結局、これら定義は企業によって曖昧に使用されているため、フィールドエンジニア、サービスエンジニア、カスタマーエンジニアはどれも同じと意味と考えて良いかと思います。明確な違いはありません。
当業界に関して言えば、導入したソフトウェアの技術的な対応を行う顧客サポートを指します。
昨今のコンピュータはソフトウェアの使い方を含めて非常に複雑になっているため、使い方そのものも簡単に分からない場合が少なくありません。これら問い合 わせの窓口となるヘルプデスク、ユーザーサポート、カスタマーサポートを始め、技術的な問い合わせ窓口となるテクニカルサポートなど呼び方はさまざまで すが、どれも同じような作業を行います。

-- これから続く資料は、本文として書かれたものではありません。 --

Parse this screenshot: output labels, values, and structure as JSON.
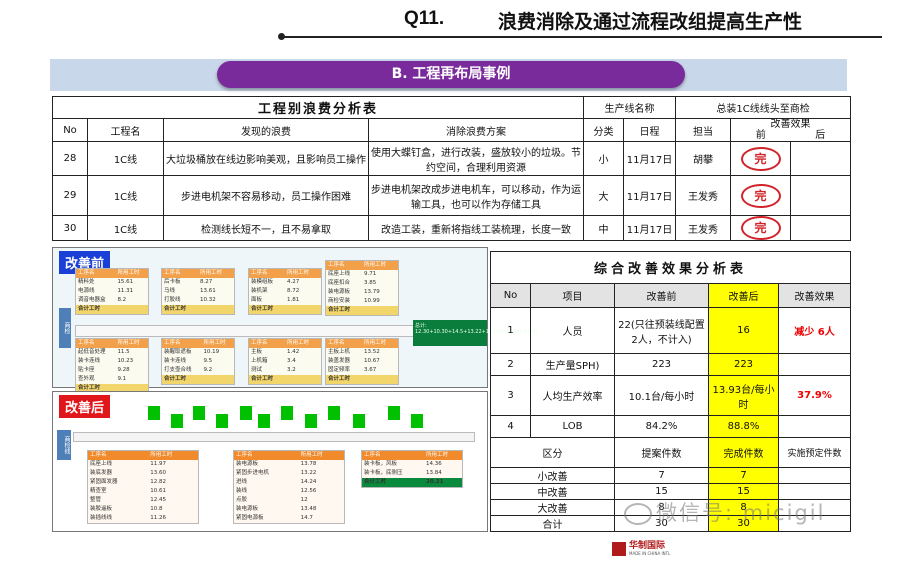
{
  "header": {
    "q": "Q11.",
    "title": "浪费消除及通过流程改组提高生产性"
  },
  "section": {
    "label": "B. 工程再布局事例"
  },
  "waste_table": {
    "title": "工程别浪费分析表",
    "line_name_label": "生产线名称",
    "line_name_value": "总装1C线线头至商检",
    "headers": [
      "No",
      "工程名",
      "发现的浪费",
      "消除浪费方案",
      "分类",
      "日程",
      "担当",
      "改善效果"
    ],
    "effect_sub": [
      "前",
      "后"
    ],
    "rows": [
      {
        "no": "28",
        "proc": "1C线",
        "waste": "大垃圾桶放在线边影响美观，且影响员工操作",
        "plan": "使用大蝶钉盒，进行改装，盛放较小的垃圾。节约空间，合理利用资源",
        "cls": "小",
        "date": "11月17日",
        "owner": "胡攀",
        "stamp": "完"
      },
      {
        "no": "29",
        "proc": "1C线",
        "waste": "步进电机架不容易移动，员工操作困难",
        "plan": "步进电机架改成步进电机车，可以移动，作为运输工具，也可以作为存储工具",
        "cls": "大",
        "date": "11月17日",
        "owner": "王发秀",
        "stamp": "完"
      },
      {
        "no": "30",
        "proc": "1C线",
        "waste": "检测线长短不一，且不易拿取",
        "plan": "改造工装，重新将指线工装梳理，长度一致",
        "cls": "中",
        "date": "11月17日",
        "owner": "王发秀",
        "stamp": "完"
      }
    ]
  },
  "before": {
    "tag": "改善前",
    "side_label": "商检",
    "blocks": [
      {
        "h1": "工序名",
        "h2": "所用工时",
        "rows": [
          [
            "精料处",
            "15.61"
          ],
          [
            "电源线",
            "11.31"
          ],
          [
            "调音电器盒",
            "8.2"
          ]
        ],
        "foot": "合计工时"
      },
      {
        "h1": "工序名",
        "h2": "所用工时",
        "rows": [
          [
            "后卡板",
            "8.27"
          ],
          [
            "马线",
            "13.61"
          ],
          [
            "打胶线",
            "10.32"
          ]
        ],
        "foot": "合计工时"
      },
      {
        "h1": "工序名",
        "h2": "所用工时",
        "rows": [
          [
            "装模组板",
            "4.27"
          ],
          [
            "装机架",
            "8.72"
          ],
          [
            "面板",
            "1.81"
          ]
        ],
        "foot": "合计工时"
      },
      {
        "h1": "工序名",
        "h2": "所用工时",
        "rows": [
          [
            "底座上线",
            "9.71"
          ],
          [
            "底座扣合",
            "3.85"
          ],
          [
            "装电源板",
            "13.79"
          ],
          [
            "商检安装",
            "10.99"
          ]
        ],
        "foot": "合计工时"
      },
      {
        "h1": "工序名",
        "h2": "所用工时",
        "rows": [
          [
            "起低音处理",
            "11.5"
          ],
          [
            "装卡连线",
            "10.23"
          ],
          [
            "贴卡座",
            "9.28"
          ],
          [
            "查外观",
            "9.1"
          ]
        ],
        "foot": "合计工时"
      },
      {
        "h1": "工序名",
        "h2": "所用工时",
        "rows": [
          [
            "装醒取遮板",
            "10.19"
          ],
          [
            "装卡连线",
            "9.5"
          ],
          [
            "打支壶合线",
            "9.2"
          ]
        ],
        "foot": "合计工时"
      },
      {
        "h1": "工序名",
        "h2": "所用工时",
        "rows": [
          [
            "主板",
            "1.42"
          ],
          [
            "上机箱",
            "3.4"
          ],
          [
            "测试",
            "3.2"
          ]
        ],
        "foot": "合计工时"
      },
      {
        "h1": "工序名",
        "h2": "所用工时",
        "rows": [
          [
            "主板上机",
            "13.52"
          ],
          [
            "装盖发器",
            "10.67"
          ],
          [
            "固定频率",
            "3.67"
          ]
        ],
        "foot": "合计工时"
      }
    ],
    "note": "总计: 12.30+10.30+14.5+13.22+13.50+12.12+10.30"
  },
  "after": {
    "tag": "改善后",
    "side_label": "商检线",
    "blocks": [
      {
        "h1": "工序名",
        "h2": "所用工时",
        "rows": [
          [
            "底座上线",
            "11.97"
          ],
          [
            "装底发器",
            "13.60"
          ],
          [
            "紧固面发器",
            "12.82"
          ],
          [
            "精查室",
            "10.61"
          ],
          [
            "整管",
            "12.45"
          ],
          [
            "装胶遥板",
            "10.8"
          ],
          [
            "装插线线",
            "11.26"
          ]
        ]
      },
      {
        "h1": "工序名",
        "h2": "所用工时",
        "rows": [
          [
            "装电源板",
            "13.78"
          ],
          [
            "紧固步进电机",
            "13.22"
          ],
          [
            "进线",
            "14.24"
          ],
          [
            "装线",
            "12.56"
          ],
          [
            "点胶",
            "12"
          ],
          [
            "装电源板",
            "13.48"
          ],
          [
            "紧固电源板",
            "14.7"
          ]
        ]
      },
      {
        "h1": "工序名",
        "h2": "所用工时",
        "rows": [
          [
            "装卡板，风板",
            "14.36"
          ],
          [
            "装卡板，底侧压",
            "13.84"
          ]
        ],
        "foot": "合计工时",
        "foot_val": "20.21"
      }
    ]
  },
  "summary": {
    "title": "综合改善效果分析表",
    "headers": [
      "No",
      "项目",
      "改善前",
      "改善后",
      "改善效果"
    ],
    "rows": [
      {
        "no": "1",
        "item": "人员",
        "before": "22(只往预装线配置2人，不计入)",
        "after": "16",
        "effect": "减少 6人"
      },
      {
        "no": "2",
        "item": "生产量SPH)",
        "before": "223",
        "after": "223",
        "effect": ""
      },
      {
        "no": "3",
        "item": "人均生产效率",
        "before": "10.1台/每小时",
        "after": "13.93台/每小时",
        "effect": "37.9%"
      },
      {
        "no": "4",
        "item": "LOB",
        "before": "84.2%",
        "after": "88.8%",
        "effect": ""
      }
    ],
    "sub_headers": [
      "区分",
      "提案件数",
      "完成件数",
      "实施预定件数"
    ],
    "sub_rows": [
      {
        "k": "小改善",
        "a": "7",
        "b": "7",
        "c": ""
      },
      {
        "k": "中改善",
        "a": "15",
        "b": "15",
        "c": ""
      },
      {
        "k": "大改善",
        "a": "8",
        "b": "8",
        "c": ""
      },
      {
        "k": "合计",
        "a": "30",
        "b": "30",
        "c": ""
      }
    ]
  },
  "watermark": {
    "text": "微信号: micigil"
  },
  "logo": {
    "brand": "华制国际",
    "sub": "MADE IN CHINA INTL"
  },
  "colors": {
    "purple": "#7a2b9b",
    "blue_tag": "#1a3fd6",
    "red_tag": "#e0161b",
    "yellow": "#ffff00",
    "green_block": "#00c000",
    "before_bg": "#cfe0ea"
  }
}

一般的に最初は、ヘルプデスクと称して優しい声の女性が窓口対応を行うようですね。質問内容が簡単であればそれで済むのですが、技術的な込み入った内容になるとテクニカルサポートの担当者に代わるケースが多いようです。
但し、ヘルプデスク、ユーザーサポート、カスタマーサポート、テクニカルサポートが今まで紹介してきたエンジニアと同じようなエンジニアと呼べるかどうかは微妙なところです。
パソコンを購入した時のソフトウェアやインターネットの使い方に関する質問をされたことがあれば、ヘルプデスクなどの仕事内容は理解出来ると思います。
サポートエンジニアと称しても、企業によっては障害時に原因を調査して復旧まで対応する専門的な部隊もあります。やはり、企業によってまちまちなので、これらの定義を一つに決めつけないようにして下さい。
この他、システム運用を各種行うオペレータも忘れてはいけません。
以上、いろいろなエンジニアを挙げてきました。
SEはセールスエンジニア、テクニカルエンジニア、プログラマーなどと密に連携を取ってシステム構築を行います。
テクニカルエンジニアであるデータベースエンジニアやネットワークエンジニアに専門部分を任せるにしても、全体のシステム構築の全工程を掌握する開発の要となる人物です。
前述したようにシステム分析・設計以外に、システム提案、コンサルティング、マネジメント、コスト管理など総合的な知識と経験が必要です。
プログラマーに設計仕様を渡すにもそれに関する知識が必要です。セールスエンジニアと顧客獲得のため同行し営業まがいの交渉を行うことも無いとは言えません。
SEはシステム開発における中心となる技術者なのです。
かなり大袈裟な表現になってしまいましたが、言わんとする内容は理解して頂けると思います。